R2 : En juin 2011, après avoir évalué soigneusement les données scientifiques sur la question, le groupe d'experts scientifiques des IRSC a recommandé aux IRSC d'amorcer prudemment les démarches en vue d'appuyer un essai clinique de phase I/II à petite échelle sur l'IVCC. Les membres du groupe pensaient alors que la meilleure façon d'établir la sécurité de l'angioplastie veineuse et son impact sur les résultats cliniques et la qualité de vie des personnes atteintes de SP était de mener un essai clinique interventionnel bien conçu où la sécurité des patients serait soigneusement prise en compte.

En juin 2011, le gouvernement du Canada a annoncé l'établissement d'un essai clinique de phase I/II.

Q3 : Qu'est-ce qu'un essai clinique de phase I/II?

R3 : Dans un essai de phase I, un petit groupe de sujets est sélectionné pour participer à l'évaluation de la sécurité d'une intervention. Les essais de phase II portent sur un plus grand groupe de sujets et sont conçus pour évaluer l'efficacité potentielle de l'intervention et poursuivre l'évaluation amorcée à la phase I.

On s'attend à ce que moins de 100 personnes atteintes de SP participent à l'étude.

Q4 : Une équipe de chercheurs a-t-elle été sélectionnée et quand débutera l'essai clinique?

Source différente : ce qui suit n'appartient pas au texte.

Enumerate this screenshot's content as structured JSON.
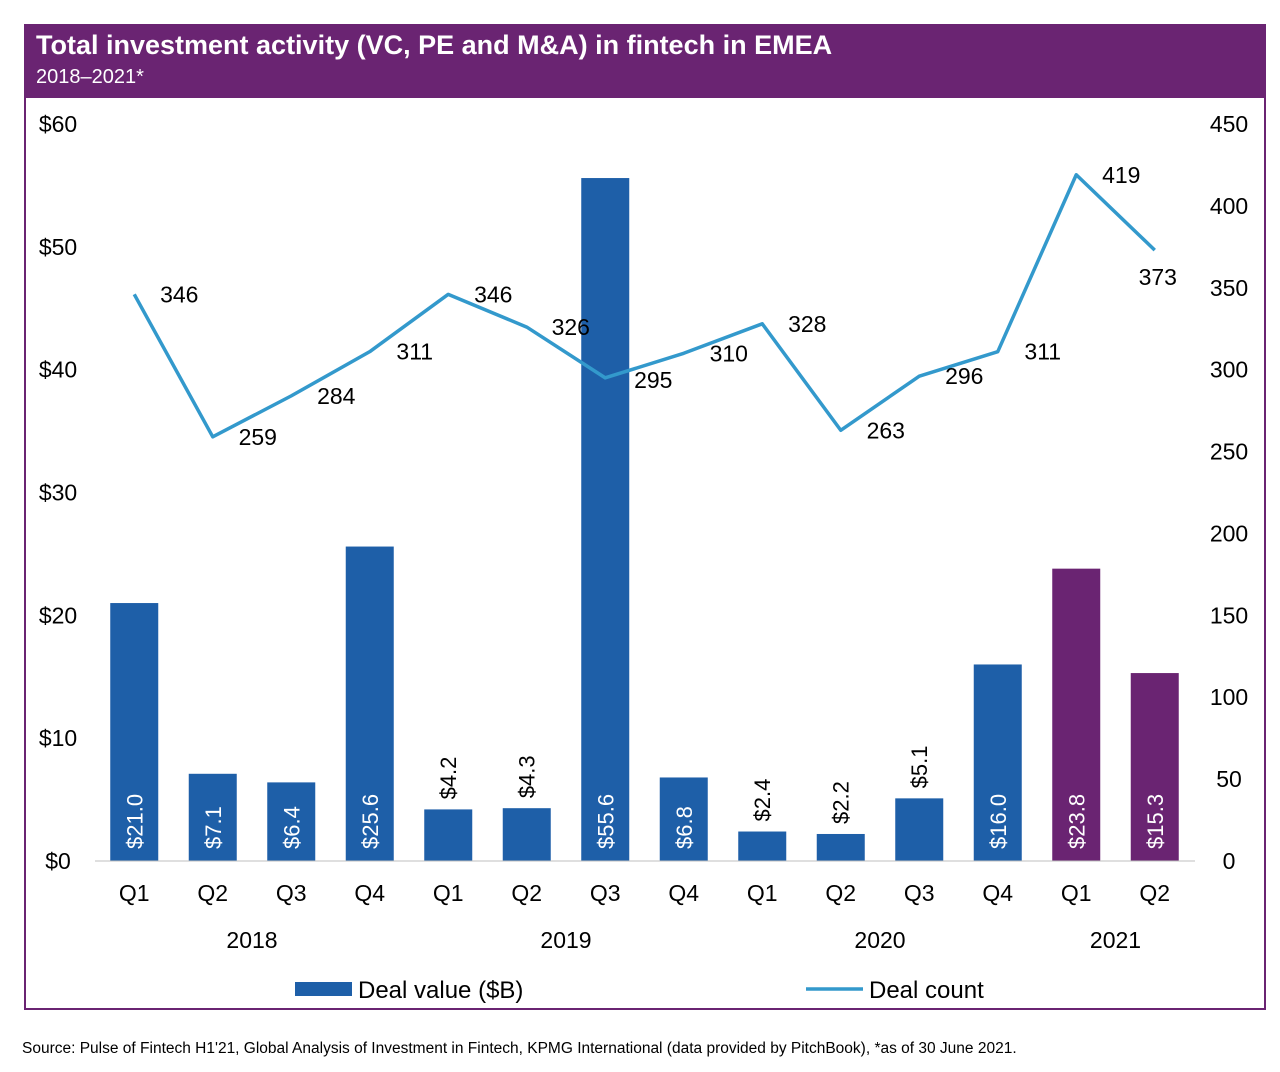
{
  "header": {
    "title": "Total investment activity (VC, PE and M&A) in fintech in EMEA",
    "subtitle": "2018–2021*"
  },
  "source": "Source: Pulse of Fintech H1'21, Global Analysis of Investment in Fintech, KPMG International (data provided by PitchBook), *as of 30 June 2021.",
  "colors": {
    "frame": "#6a2472",
    "bar_blue": "#1e5fa8",
    "bar_purple": "#6a2472",
    "line": "#3399cc"
  },
  "chart_data": {
    "type": "bar",
    "categories": [
      "Q1",
      "Q2",
      "Q3",
      "Q4",
      "Q1",
      "Q2",
      "Q3",
      "Q4",
      "Q1",
      "Q2",
      "Q3",
      "Q4",
      "Q1",
      "Q2"
    ],
    "groups": [
      {
        "label": "2018",
        "count": 4
      },
      {
        "label": "2019",
        "count": 4
      },
      {
        "label": "2020",
        "count": 4
      },
      {
        "label": "2021",
        "count": 2
      }
    ],
    "series": [
      {
        "name": "Deal value ($B)",
        "type": "bar",
        "axis": "left",
        "values": [
          21.0,
          7.1,
          6.4,
          25.6,
          4.2,
          4.3,
          55.6,
          6.8,
          2.4,
          2.2,
          5.1,
          16.0,
          23.8,
          15.3
        ],
        "labels": [
          "$21.0",
          "$7.1",
          "$6.4",
          "$25.6",
          "$4.2",
          "$4.3",
          "$55.6",
          "$6.8",
          "$2.4",
          "$2.2",
          "$5.1",
          "$16.0",
          "$23.8",
          "$15.3"
        ],
        "label_position": [
          "inside",
          "inside",
          "inside",
          "inside",
          "above",
          "above",
          "inside",
          "inside",
          "above",
          "above",
          "above",
          "inside",
          "inside",
          "inside"
        ],
        "colors": [
          "#1e5fa8",
          "#1e5fa8",
          "#1e5fa8",
          "#1e5fa8",
          "#1e5fa8",
          "#1e5fa8",
          "#1e5fa8",
          "#1e5fa8",
          "#1e5fa8",
          "#1e5fa8",
          "#1e5fa8",
          "#1e5fa8",
          "#6a2472",
          "#6a2472"
        ]
      },
      {
        "name": "Deal count",
        "type": "line",
        "axis": "right",
        "values": [
          346,
          259,
          284,
          311,
          346,
          326,
          295,
          310,
          328,
          263,
          296,
          311,
          419,
          373
        ]
      }
    ],
    "y_left": {
      "ylim": [
        0,
        60
      ],
      "ticks": [
        0,
        10,
        20,
        30,
        40,
        50,
        60
      ],
      "tick_labels": [
        "$0",
        "$10",
        "$20",
        "$30",
        "$40",
        "$50",
        "$60"
      ]
    },
    "y_right": {
      "ylim": [
        0,
        450
      ],
      "ticks": [
        0,
        50,
        100,
        150,
        200,
        250,
        300,
        350,
        400,
        450
      ],
      "tick_labels": [
        "0",
        "50",
        "100",
        "150",
        "200",
        "250",
        "300",
        "350",
        "400",
        "450"
      ]
    },
    "grid": false,
    "legend": {
      "position": "bottom",
      "entries": [
        "Deal value ($B)",
        "Deal count"
      ]
    }
  }
}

R4 : Un appel de demandes a été affiché sur le site Web des IRSC le 30 novembre 2011 et les demandes devaient être soumise au plus tard à la fin février 2012. Le processus d'évaluation est maintenant terminé. Les demandes reçues ont fait l'objet d'une évaluation rigoureuse par un comité de pairs international et une équipe de chercheurs a été sélectionnée. L'équipe de recherche choisie devra maintenant recevoir l'approbation du comité d'éthique de la recherche (CER) des établissements concernés avant d'entreprendre l'essai. Les fonds seront débloqués et l'étude pourra commencer dès que l'éthique de la recherche sera approuvée. Les noms des membres de l'équipe de recherche et des institutions impliqués seront annoncés lorsque l'approbation des CER sera terminée.

Q5 : Comment les personnes atteintes de SP peuvent-elles participer à l'essai clinique de phase I/II?

R5 : L'équipe de chercheurs choisie pour mener l'essai clinique de phase I/II devrait recruter des participants dès que le comité d'éthique de chaque établissement aura approuvé son protocole de recherche. Il n'est pas possible de savoir où l'étude aura lieu tant que le ou les comités d'éthique de la recherche n'auront pas donné leur autorisation.